At step 604, when changes are detected, for example an API call has been intercepted or the polling has detected a change, the monitoring component packages up the modified NVRAM settings at step 606. These packages of modified persistent settings are sent back to a control node. If the monitoring component has not detected any changes, then the process moves back to step 602 to continue monitoring.
At step 608, the package of modified persistent settings is sent back to the control node. These modifications can be sent to the control node over the switch fabric, or the baseboard management controller interface. A secure protocol can be used to transfer the packaged modifications.
At step 610, the control node validates the package. For example, this can include ensuring that the package is properly formatted, the format of the data is correct, and checking that the modified persistent settings do not overwrite areas of the NVRAM memory that were not intended to be modified, or in any other way corrupt the NVRAM settings.
At step 612, after the package has been validated, the modifications are stored by updating the persistent settings database. The settings will then de deployed along with the other persistent settings the next time the processing resource and its corresponding applications are booted or deployed.
At step 616, if the package has not been validated, the modifications are ignored.

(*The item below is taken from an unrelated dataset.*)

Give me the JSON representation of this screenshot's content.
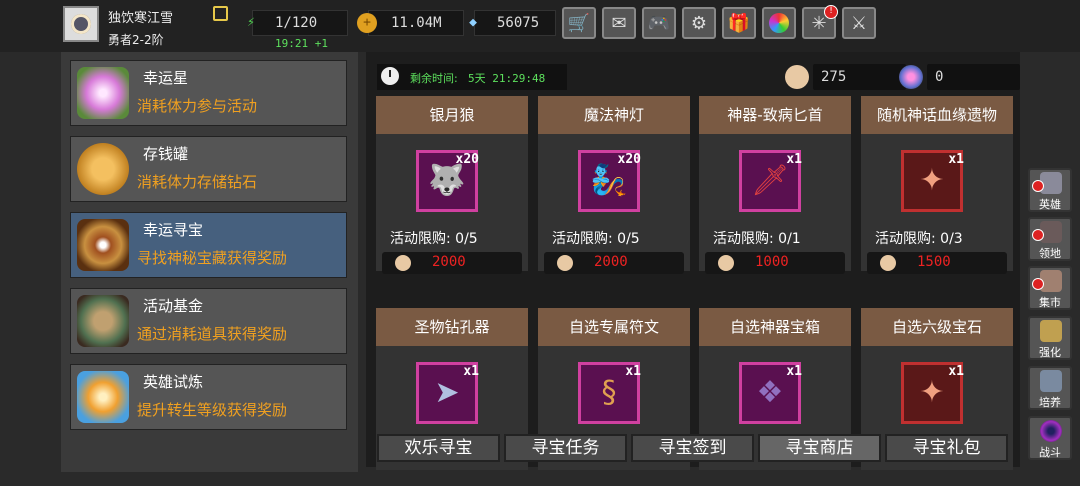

Alternatively, the validated modifications are installed in persistent settings database, while the other modifications are ignored.
Although embodiments of the invention have been described in the context of deploying processing resources within a configurable deployment platform, for example a bladeframe system, embodiments of the invention can also be used to deploy persistent settings in other contexts. For example, embodiments of the invention can be used for installing persistent settings into a general-purpose computer system or specialized hardware device. This can be for operation of the device, or to prepare the computer or device to execute another application. Embodiments of the invention can be useful in any type of computer network where applications are deployed, for example, an enterprise computing network, a computing cluster, or distributed computing system.
While the invention has been described in connection with certain preferred embodiments, it will be understood that it is not intended to limit the invention to those particular embodiments. On the contrary, it is intended to cover all alternatives, modifications and equivalents as may be included in the appended claims. Some specific figures and source code languages are mentioned, but it is to be understood that such figures and languages are, however, given as examples only and are not intended to limit the scope of this invention in any manner.